While there will always be people like those I encountered today, that are like talking to a brick wall, there will always be people that truly care. It’s an incredibly special part of life when I go somewhere with my Buddy Walk shirt on and a complete stranger will approach me and share a story about a loved one with Down syndrome. And there will always be people that simply say the “wrong” words because they just didn’t have exposure to this experience but are open and wanting to learn more. I was angry with this woman I encountered today and she did say so many “wrong” things. But I won’t let that stop me from giving people a chance to say the “wrong” things that truly care.
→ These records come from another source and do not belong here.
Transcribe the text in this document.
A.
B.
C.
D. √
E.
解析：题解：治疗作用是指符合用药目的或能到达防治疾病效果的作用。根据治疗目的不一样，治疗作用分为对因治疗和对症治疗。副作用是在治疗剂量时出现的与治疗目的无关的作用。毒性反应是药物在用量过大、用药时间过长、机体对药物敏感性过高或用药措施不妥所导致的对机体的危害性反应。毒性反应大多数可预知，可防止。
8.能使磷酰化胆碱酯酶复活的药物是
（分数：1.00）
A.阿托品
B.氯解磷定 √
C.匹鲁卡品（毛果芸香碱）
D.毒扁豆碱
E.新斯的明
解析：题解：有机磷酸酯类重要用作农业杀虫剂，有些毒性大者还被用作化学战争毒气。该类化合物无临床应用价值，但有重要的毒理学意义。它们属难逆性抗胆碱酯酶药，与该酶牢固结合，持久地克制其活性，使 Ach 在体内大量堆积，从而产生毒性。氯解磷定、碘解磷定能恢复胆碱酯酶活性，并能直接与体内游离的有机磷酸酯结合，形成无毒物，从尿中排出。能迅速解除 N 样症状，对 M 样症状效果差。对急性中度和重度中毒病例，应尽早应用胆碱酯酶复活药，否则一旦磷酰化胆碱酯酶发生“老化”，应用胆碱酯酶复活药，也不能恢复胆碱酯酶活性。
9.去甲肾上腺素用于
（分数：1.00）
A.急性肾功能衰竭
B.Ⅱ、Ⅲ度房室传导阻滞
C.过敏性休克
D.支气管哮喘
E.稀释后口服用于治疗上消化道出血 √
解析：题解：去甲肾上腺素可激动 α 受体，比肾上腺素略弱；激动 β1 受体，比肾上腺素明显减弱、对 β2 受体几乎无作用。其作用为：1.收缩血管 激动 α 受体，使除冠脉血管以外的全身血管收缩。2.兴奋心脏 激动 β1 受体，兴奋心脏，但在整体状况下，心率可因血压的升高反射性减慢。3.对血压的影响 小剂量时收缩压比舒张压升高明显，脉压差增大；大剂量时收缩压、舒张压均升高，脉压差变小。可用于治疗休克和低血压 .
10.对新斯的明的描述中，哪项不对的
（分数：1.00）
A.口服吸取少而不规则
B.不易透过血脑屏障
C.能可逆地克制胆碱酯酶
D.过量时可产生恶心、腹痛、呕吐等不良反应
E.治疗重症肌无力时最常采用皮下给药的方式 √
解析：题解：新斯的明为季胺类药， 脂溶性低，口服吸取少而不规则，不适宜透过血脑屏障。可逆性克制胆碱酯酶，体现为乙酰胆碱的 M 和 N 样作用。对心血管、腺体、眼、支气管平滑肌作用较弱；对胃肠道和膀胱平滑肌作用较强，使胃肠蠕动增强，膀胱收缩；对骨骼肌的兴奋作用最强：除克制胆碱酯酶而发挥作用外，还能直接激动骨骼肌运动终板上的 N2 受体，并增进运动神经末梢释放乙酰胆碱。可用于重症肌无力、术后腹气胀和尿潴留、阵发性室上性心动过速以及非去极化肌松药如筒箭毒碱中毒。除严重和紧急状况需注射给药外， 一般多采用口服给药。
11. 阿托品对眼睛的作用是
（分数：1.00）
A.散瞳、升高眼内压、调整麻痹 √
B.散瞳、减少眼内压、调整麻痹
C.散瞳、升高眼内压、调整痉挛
The best education is not a lecture (though I would surely have delighted in seeing this woman write Down syndrome is not a disease 1000 times) but to realize, with time and exposure with Wil, and other friends and family with Ds, that this is in no way shape or form a disease. Down syndrome is a genetic difference. Our friends with Down syndrome add much value to our lives being exactly who they are, just as you and I add to life by being exactly who we are. If you don’t believe me, go ask someone in a Buddy Walk shirt. They will be more than happy to share their stories and I promise you two won’t be strangers for long. Why the heck would you want to “normalize” or “cure” something as uniquely beautiful and special as that?